Producing content material for Huge Open On-line Course (MOOC) platforms like Coursera and EdX could be academically rewarding (and doubtlessly profitable), however it’s time-consuming — notably the place movies are concerned. Producing professional-level lecture clips requires not solely working a veritable studio’s value of apparatus, however devoting important assets to transferring, modifying, and importing footage of every lesson.
That’s why analysis scientists at Udacity, an internet studying platform with over 100,000 programs, are investigating a machine studying framework that robotically generates lecture movies from audio narration alone. They declare in a preprint paper (“LumièreNet: Lecture Video Synthesis from Audio“) on Arxiv.org that their AI system — LumièreNet — can synthesize footage of any size by straight mapping between audio and corresponding visuals.
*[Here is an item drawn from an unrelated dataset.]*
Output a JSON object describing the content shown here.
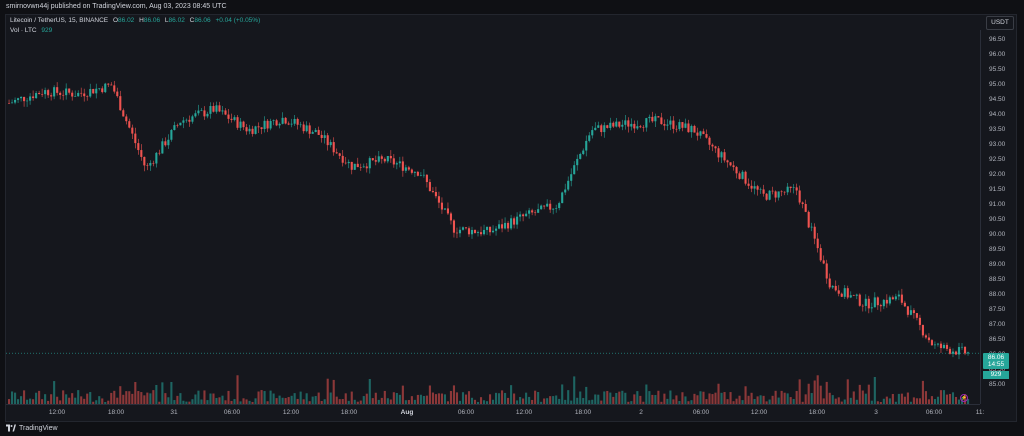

“In present video manufacturing pipeline, an AI equipment which semi (or absolutely) automates lecture video manufacturing at scale could be extremely beneficial to allow agile video content material improvement (fairly than re-shooting every new video),” wrote the paper’s coauthors. “To [this] finish, we suggest a brand new methodology to synthesize lecture movies from any size of audio narration: … A easy, modular, and absolutely neural network-based [AI] which produces an teacher’s full pose lecture video given the audio narration enter, which has not been addressed earlier than from deep studying perspective so far as we all know.”
The researchers’ mannequin has a pose estimation element that synthesizes physique determine photographs from video frames extracted from a coaching knowledge set, mainly by detecting and localizing main physique factors to create detailed surface-based human physique representations. A second module within the mannequin — a bidirectional recurrent long-short time period reminiscence (BLSTM) community, which processes knowledge so as (ahead and backward_ so that every output displays the inputs and outputs that precede it — takes as enter audio options and makes an attempt to suss out the connection between them and visible parts.
To check LumièreNet, the researchers filmed an teacher’s lecture video for round eight hours at Udacity’s in-house studio, which yielded roughly 4 hours of video and two narrations for coaching and validation. They report that the educated AI system produces “convincing” clips with clean physique gestures and sensible hair, however that its creations (two of that are right here and right here) seemingly gained’t idiot most observers. As a result of the pose estimator can’t seize high quality particulars like eye movement, lips, hair, and clothes, synthesized lecturers hardly ever blink and transfer their mouths unnaturally. Worse, their eyes generally look in several instructions and their fingers alway seem oddly blurry.
The workforce posits that the addition of “face keypoints” (i.e., high quality particulars) may result in higher synthesis, although, they usually word that thankfully, their system’s modular design permits every element to be educated and improved independently,
“[There are] many future instructions are possible to discover,” wrote the researchers. “Though our strategy is developed with major intents to help agile video content material improvement which is essential in present on-line MOOC programs, we acknowledge there may very well be potential misuse of the applied sciences … We hope that our outcomes will catalyze new developments of deep studying applied sciences for industrial video content material manufacturing.”